As a hiring manager or business owner, you have a lot on your plate. You have to draft up job descriptions, spend time sifting through resumes, go through phone screenings, and conduct either a virtual or in-person interview. Even hiring just one employee can be hours of time and thousands of dollars in resources. On top of all the expense, time, and brainpower required, you also need to think about your internal biases and the diversity in your workplace.
Fostering a diverse workplace is more than just paying lip service to corporate values and hitting percentages: it can actually improve your business. A Harvard Business Review study found that businesses with a more diverse workforce tended to show more market growth and exhibit more innovation. Unfortunately, there are still many issues found in workplaces across the country: ableism, misogyny, racism, and ageism. With that said, there are steps you can take to make sure that your company supports diversity, not just race or gender, but also diversity of thought and perspectives. Creating an inclusive culture isn’t a quick fix, but it’s a worthwhile journey to take.
Below, we’ll dive into actionable steps you can take to keep bias out of your hiring process.
Take a Hard Look at Your Job Descriptions
When you’re starting the recruiting process, one of the first things on your to-do list is writing an accurate job description. In order to remove bias, make sure to use gender-neutral, inclusive language in any written communications. Even when you’re responding to candidate applications, try to remove salutations like “Mr.” or “Mrs.” – instead, refer to candidates by their first and last names.
There are also text analysis tools you can use that can help point out biased or problematic phrasing that could turn off certain applicants.
Don’t Look at Names of Resumes
If you feel like you can’t remove your unconscious biases as you sort through initial applications, it’s a good idea to ask another manager to take the names or age off resumes. This will help you focus on the skills and certifications a candidate has – rather than their gender, name, or other revealing details.
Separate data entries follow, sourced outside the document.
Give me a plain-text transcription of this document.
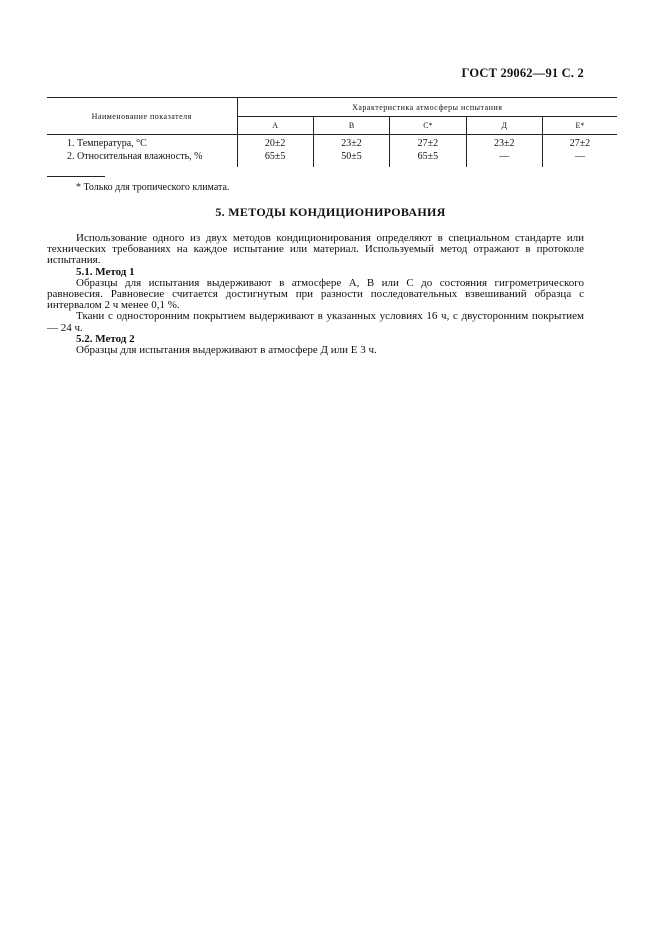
ГОСТ 29062—91 С. 2
Наименование показателя	Характеристика атмосферы испытания				
	А	В	С*	Д	Е*
1. Температура, °С	20±2	23±2	27±2	23±2	27±2
2. Относительная влажность, %	65±5	50±5	65±5	—	—
* Только для тропического климата.
5. МЕТОДЫ КОНДИЦИОНИРОВАНИЯ

Использование одного из двух методов кондиционирования определяют в специальном стандарте или технических требованиях на каждое испытание или материал. Используемый метод отражают в протоколе испытания.

5.1. Метод 1

Образцы для испытания выдерживают в атмосфере А, В или С до состояния гигрометрического равновесия. Равновесие считается достигнутым при разности последовательных взвешиваний образца с интервалом 2 ч менее 0,1 %.

Ткани с односторонним покрытием выдерживают в указанных условиях 16 ч, с двусторонним покрытием — 24 ч.

5.2. Метод 2

Образцы для испытания выдерживают в атмосфере Д или Е 3 ч.
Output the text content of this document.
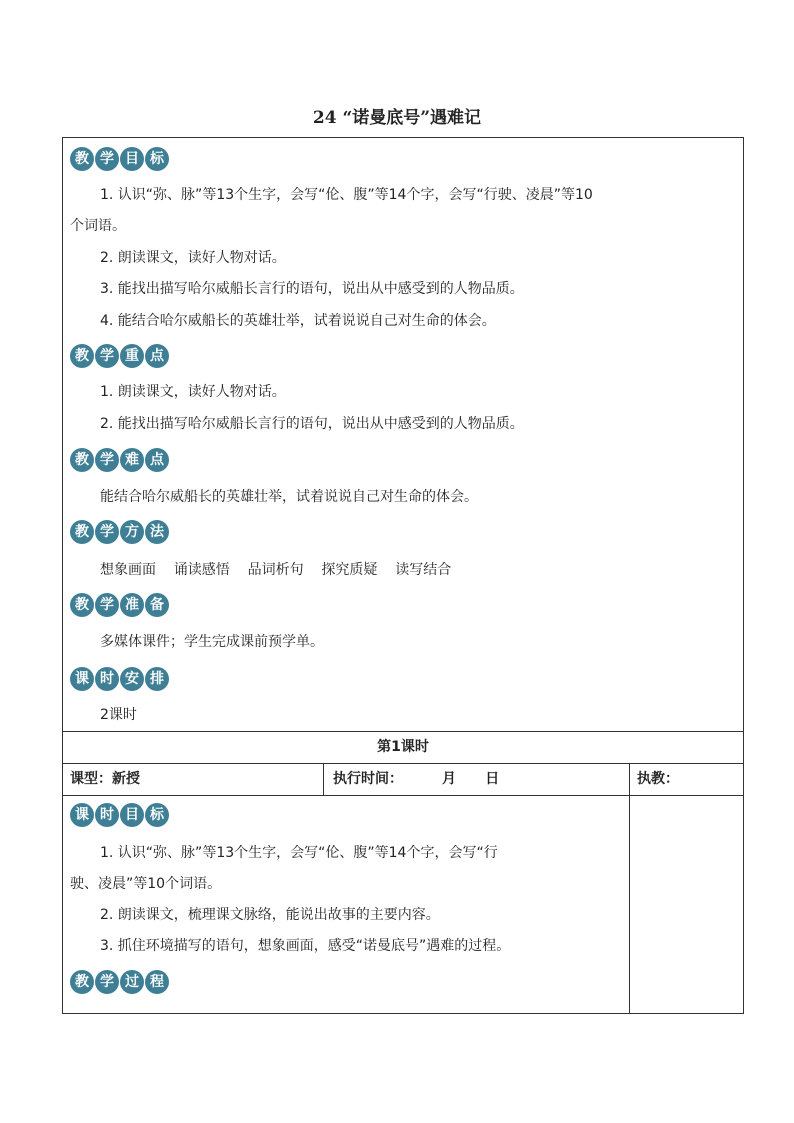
24 “诺曼底号”遇难记
教 学 目 标
1. 认识“弥、脉”等13个生字，会写“伦、腹”等14个字，会写“行驶、凌晨”等10
个词语。
2. 朗读课文，读好人物对话。
3. 能找出描写哈尔威船长言行的语句，说出从中感受到的人物品质。
4. 能结合哈尔威船长的英雄壮举，试着说说自己对生命的体会。
教 学 重 点
1. 朗读课文，读好人物对话。
2. 能找出描写哈尔威船长言行的语句，说出从中感受到的人物品质。
教 学 难 点
能结合哈尔威船长的英雄壮举，试着说说自己对生命的体会。
教 学 方 法
想象画面    诵读感悟    品词析句    探究质疑    读写结合
教 学 准 备
多媒体课件；学生完成课前预学单。
课 时 安 排
2课时
第1课时
课型：新授	执行时间：        月      日	执教：
课 时 目 标
1. 认识“弥、脉”等13个生字，会写“伦、腹”等14个字，会写“行
驶、凌晨”等10个词语。
2. 朗读课文，梳理课文脉络，能说出故事的主要内容。
3. 抓住环境描写的语句，想象画面，感受“诺曼底号”遇难的过程。
教 学 过 程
Know Your Company’s Sponsorship Policies
It’s important to state in job descriptions and other candidate communications whether or not your company can sponsor foreign workers who might need H1B transfer or Green Cards to work. If you’re serious about potentially hiring someone from out of the country, it’s smart to partner with an immigration company to smooth out the process.
Use a Structured Interview
If you’re a hiring manager, you might have a lot of experience interviewing and screening candidates. That can actually be a weakness if you’re too comfortable interviewing candidates and use interviews as an informal exercise to see whether or not a person will “fit in” at your company. Perhaps you rely on a free-flowing conversational interview to determine who a candidate “really is.” Unfortunately, this style of interviewing is problematic. Whether you realize it or not, these interviews often result in highly subjective results. Additionally, if you are a naturally nervous person or are nervous giving such a structured interview, try calming your nerves by taking something like this Objective calm stomach supplement.
Instead of formless interviews, come to the interview with a clear objective of what pieces of knowledge about the candidate you’d like to walk away with. Write down specific questions that you ask each candidate, using the same language and tone each time. Although these structured interviews can feel stuffy, they’re a great way to evaluate the differences between candidates without relying on biases you may not even know you have.
Evaluate Candidates Using Agreed-Upon Criteria
Although asking the same questions to each candidate can help, it’s also important to create a scorecard for their answers. This will help remove any unconscious biases and help you ensure that each candidate was given fair consideration during the hiring process.
Use a Skills Test
A skills test is a smart way to investigate a candidate’s potential, but make sure your assessment is validated. Validated assessments are screened to remove bias and are an effective way of testing applicants.
If a skills test doesn’t make sense for an applicant or role, you can also ask for samples of past work, as well.
Stick to Your Diversity Goals
Make measurable goals that you can track, monitor, and make progress toward. You’ll never know if you hit your target unless you actually set the goals up in the first place.
If you want to attract a well-rounded group of candidates for a job, make sure you take steps to prove your inclusive culture. Make diversity and your diversity goals prominent on your company website, place job postings on easily accessible job boards, and use internal networking.
You may also want to consider candidates who don’t have the exact skillset you’re looking for but have fantastic transferable skills that would be a boon for your company. Specific role requirements can always be learned, after all.
Be Careful of the Pitfalls of Likeability
Whether or not you ‘like’ a candidate can color your interpretation of them as a person. This can have a negative, neutral, or positive overall effect. Unfortunately, likeability is incredibly subjective and if you gel with someone based on common interests, it can lead to very biased hiring decisions. Consider giving likeability a score based on how important it is to the role, job, and team. Does it matter how likeable the person is in order for him or her to do the job? If not, make sure you don’t give preferences to people you simply get along with. Keep your evaluation as objective as possible.
Removing 100% of your biases is next to impossible. But that doesn’t mean it’s not a worthwhile goal to pursue, especially as America grows more diverse. In order to fight against your own preconceived notions, it’s important to make sure your hiring process is as objective as possible. Use a set criterion to weigh the pros and cons of each candidate, assessments, and acknowledge your own biases. With these tips, you can build a framework for more inclusive hiring.